What Are Photoshop Plugins?

By Alexander Frahm


Photoshop plugins are small modules that Photoshop loads into the Filter menu at start-up. Almost anything can be done by a plugin and some are very advanced. Today, however, we find on the market a number of plugins that do very sophisticated image retouching that would otherwise have been difficult or time consuming in Photoshop. Photoshop has since begun to offer functions similar to some of the old plugins, like lens correction and proper black-white conversion.

But how does one install plugins into Photoshop, you may ask? Adobe Photoshop installs with a folder called Plug-Ins inside the Photoshop folder. Place the plugins inside the Plug-Ins folder, and you are done. When you launch Photoshop, the menu Filters will show your new plugins. The new plugins will show up the next time you launch Photoshop. So if it was running when you installed the plugins, you will have to quit and relaunch Photoshop. The plugins can in fact be installed in any folder you want, not just Photoshop's Plug-Ins folder. This is how to set Photoshop up to load plugins from any folder you like:

1. First make sure you have an alternative plugins folder. Create it where ever you like and call it what you will.. 2. Launch Photoshop. 3. Go to the menu Edit and open it. At the bottom you will find Preferences; go there. This opens the Preferences sub menu. 4. Go to the Plug-Ins Preferences. It may be called Plug-Ins and Scratch Disk, depending on your Photoshop version. 5. Activate Additional Plug-Ins Folder by checking it. 6. Click the button Choose to browse to your desired alternative Plug-Ins folder.

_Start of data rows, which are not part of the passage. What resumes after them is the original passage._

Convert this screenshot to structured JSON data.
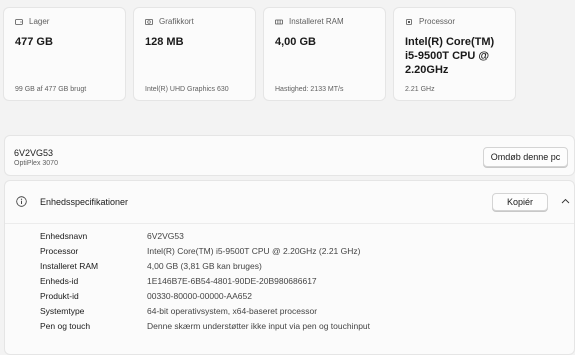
{
  "cards": [
    {
      "label": "Lager",
      "value": "477 GB",
      "sub": "99 GB af 477 GB brugt",
      "icon": "storage-icon"
    },
    {
      "label": "Grafikkort",
      "value": "128 MB",
      "sub": "Intel(R) UHD Graphics 630",
      "icon": "graphics-card-icon"
    },
    {
      "label": "Installeret RAM",
      "value": "4,00 GB",
      "sub": "Hastighed: 2133 MT/s",
      "icon": "memory-icon"
    },
    {
      "label": "Processor",
      "value_lines": [
        "Intel(R) Core(TM)",
        "i5-9500T CPU @",
        "2.20GHz"
      ],
      "sub": "2.21 GHz",
      "icon": "processor-icon"
    }
  ],
  "device": {
    "name": "6V2VG53",
    "model": "OptiPlex 3070",
    "rename_label": "Omdøb denne pc"
  },
  "specs": {
    "title": "Enhedsspecifikationer",
    "copy_label": "Kopiér",
    "rows": [
      {
        "key": "Enhedsnavn",
        "value": "6V2VG53"
      },
      {
        "key": "Processor",
        "value": "Intel(R) Core(TM) i5-9500T CPU @ 2.20GHz (2.21 GHz)"
      },
      {
        "key": "Installeret RAM",
        "value": "4,00 GB (3,81 GB kan bruges)"
      },
      {
        "key": "Enheds-id",
        "value": "1E146B7E-6B54-4801-90DE-20B980686617"
      },
      {
        "key": "Produkt-id",
        "value": "00330-80000-00000-AA652"
      },
      {
        "key": "Systemtype",
        "value": "64-bit operativsystem, x64-baseret processor"
      },
      {
        "key": "Pen og touch",
        "value": "Denne skærm understøtter ikke input via pen og touchinput"
      }
    ]
  }
}
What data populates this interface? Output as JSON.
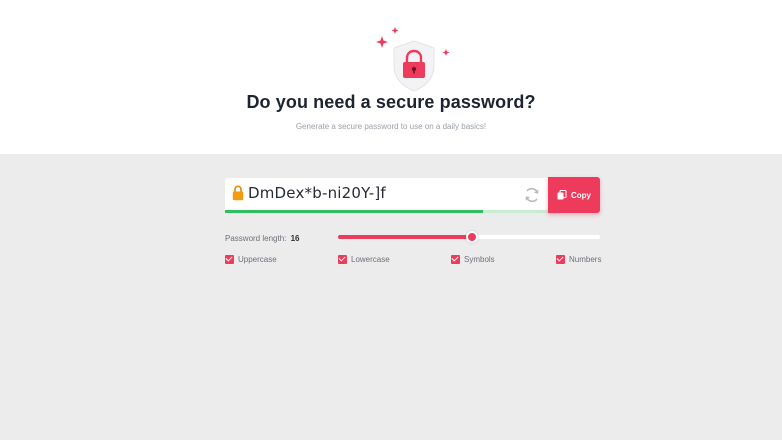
{
  "hero": {
    "title": "Do you need a secure password?",
    "subtitle": "Generate a secure password to use on a daily basics!",
    "icon": "shield-lock-icon"
  },
  "generator": {
    "password": "DmDex*b-ni20Y-]f",
    "strength": 0.8,
    "copy_label": "Copy",
    "length_label": "Password length:",
    "length_value": "16",
    "length_fraction": 0.51
  },
  "options": [
    {
      "label": "Uppercase",
      "checked": true
    },
    {
      "label": "Lowercase",
      "checked": true
    },
    {
      "label": "Symbols",
      "checked": true
    },
    {
      "label": "Numbers",
      "checked": true
    }
  ],
  "colors": {
    "accent": "#ee3b5b",
    "strength_good": "#2fbf5f",
    "background": "#ececec"
  }
}
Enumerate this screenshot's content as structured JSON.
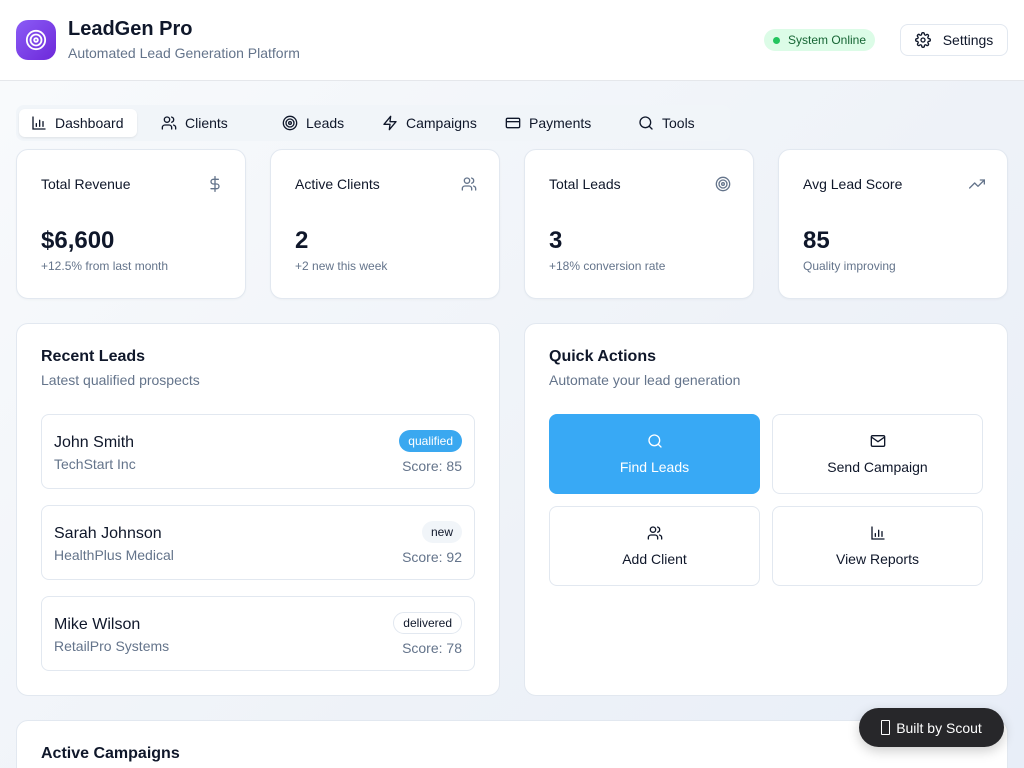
{
  "header": {
    "title": "LeadGen Pro",
    "subtitle": "Automated Lead Generation Platform",
    "status": "System Online",
    "settings_label": "Settings"
  },
  "tabs": [
    {
      "label": "Dashboard",
      "icon": "bar-chart-icon",
      "active": true
    },
    {
      "label": "Clients",
      "icon": "users-icon",
      "active": false
    },
    {
      "label": "Leads",
      "icon": "target-icon",
      "active": false
    },
    {
      "label": "Campaigns",
      "icon": "zap-icon",
      "active": false
    },
    {
      "label": "Payments",
      "icon": "credit-card-icon",
      "active": false
    },
    {
      "label": "Tools",
      "icon": "search-icon",
      "active": false
    }
  ],
  "stats": [
    {
      "title": "Total Revenue",
      "value": "$6,600",
      "sub": "+12.5% from last month",
      "icon": "dollar-icon"
    },
    {
      "title": "Active Clients",
      "value": "2",
      "sub": "+2 new this week",
      "icon": "users-icon"
    },
    {
      "title": "Total Leads",
      "value": "3",
      "sub": "+18% conversion rate",
      "icon": "target-icon"
    },
    {
      "title": "Avg Lead Score",
      "value": "85",
      "sub": "Quality improving",
      "icon": "trending-up-icon"
    }
  ],
  "recent_leads": {
    "title": "Recent Leads",
    "subtitle": "Latest qualified prospects",
    "items": [
      {
        "name": "John Smith",
        "company": "TechStart Inc",
        "status": "qualified",
        "score": "Score: 85"
      },
      {
        "name": "Sarah Johnson",
        "company": "HealthPlus Medical",
        "status": "new",
        "score": "Score: 92"
      },
      {
        "name": "Mike Wilson",
        "company": "RetailPro Systems",
        "status": "delivered",
        "score": "Score: 78"
      }
    ]
  },
  "quick_actions": {
    "title": "Quick Actions",
    "subtitle": "Automate your lead generation",
    "items": [
      {
        "label": "Find Leads",
        "icon": "search-icon",
        "primary": true
      },
      {
        "label": "Send Campaign",
        "icon": "mail-icon",
        "primary": false
      },
      {
        "label": "Add Client",
        "icon": "users-icon",
        "primary": false
      },
      {
        "label": "View Reports",
        "icon": "bar-chart-icon",
        "primary": false
      }
    ]
  },
  "campaigns": {
    "title": "Active Campaigns"
  },
  "scout_badge": "Built by Scout",
  "colors": {
    "accent": "#38a9f5",
    "logo": "#7c3aed",
    "status_bg": "#dcfce7",
    "status_dot": "#22c55e"
  }
}
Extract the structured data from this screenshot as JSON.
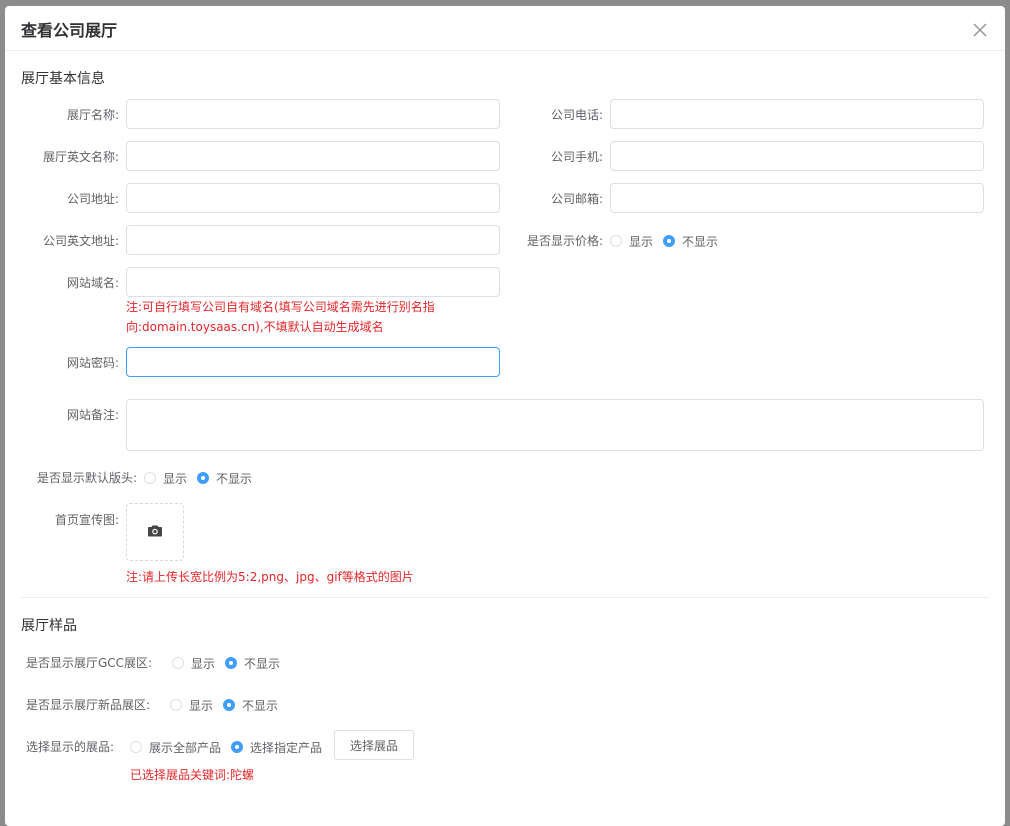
{
  "dialog": {
    "title": "查看公司展厅",
    "close_icon": "close-icon"
  },
  "basic_section": {
    "title": "展厅基本信息",
    "fields": {
      "hall_name_label": "展厅名称:",
      "hall_name_value": "",
      "company_phone_label": "公司电话:",
      "company_phone_value": "",
      "hall_en_name_label": "展厅英文名称:",
      "hall_en_name_value": "",
      "company_mobile_label": "公司手机:",
      "company_mobile_value": "",
      "company_address_label": "公司地址:",
      "company_address_value": "",
      "company_email_label": "公司邮箱:",
      "company_email_value": "",
      "company_en_address_label": "公司英文地址:",
      "company_en_address_value": "",
      "show_price_label": "是否显示价格:",
      "show_price_options": [
        "显示",
        "不显示"
      ],
      "show_price_selected": "不显示",
      "domain_label": "网站域名:",
      "domain_value": "",
      "domain_note_line1": "注:可自行填写公司自有域名(填写公司域名需先进行别名指",
      "domain_note_line2": "向:domain.toysaas.cn),不填默认自动生成域名",
      "password_label": "网站密码:",
      "password_value": "",
      "remark_label": "网站备注:",
      "remark_value": "",
      "show_header_label": "是否显示默认版头:",
      "show_header_options": [
        "显示",
        "不显示"
      ],
      "show_header_selected": "不显示",
      "banner_label": "首页宣传图:",
      "banner_icon": "camera-icon",
      "banner_note": "注:请上传长宽比例为5:2,png、jpg、gif等格式的图片"
    }
  },
  "sample_section": {
    "title": "展厅样品",
    "show_gcc_label": "是否显示展厅GCC展区:",
    "show_gcc_options": [
      "显示",
      "不显示"
    ],
    "show_gcc_selected": "不显示",
    "show_new_label": "是否显示展厅新品展区:",
    "show_new_options": [
      "显示",
      "不显示"
    ],
    "show_new_selected": "不显示",
    "select_products_label": "选择显示的展品:",
    "select_products_options": [
      "展示全部产品",
      "选择指定产品"
    ],
    "select_products_selected": "选择指定产品",
    "select_button_label": "选择展品",
    "selected_keyword_note": "已选择展品关键词:陀螺"
  },
  "colors": {
    "accent": "#409eff",
    "note_red": "#e4272a",
    "border": "#dcdfe6",
    "overlay": "#8c8c8c"
  }
}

As simple as that! You now have an alternative plugins folder where you can store all your personal plugins. Exit the preferences and relaunch Photoshop. When you relaunch Photoshop, the menu Filters will have the plugins in your alternative plugins folder listed at the bottom of the menu.

In general there are two kinds of plugins: 1. Plugins for photo retouching. 2. Plugins that add effects. Retouching plugins don't add anything new to the photograph, but rather manipulate what is already there. On the other hand, effects plugins add, well, effects to the picture. Sharpening, exposure or saturation would be examples of retouching. Examples of effects plugins could be lens flare, bokeh or raster. The distinction is not always so easy. What about lens correction? Is that a retouch or an effect? If you correct barreling or pincushion, it is a retouch, but if you use it to create the look of a fish eye lens, it is an effect.

Third party plugin were made possible in 1991 when Photoshop introduced the possibility in Photoshop 2. Three years later Joe Ternasky released Filter Factory for writing third party plugins. In 1997 Alex Hunter released Filter Meister as an improvement over Filter Factory and many of today's plugins are written in Filter Meister. Ten years after Filter Meister was released, a novel approach to filter development was released as Filter Forge. Filter Forge plugins require Filter Forge to run and they are not stand alone. Filter Meister plugins are currently only for 32 bit Photoshop, but the developer, Alex Hunter, promises 64bit support will be released some time 2013. Filter Meister is only for Windows.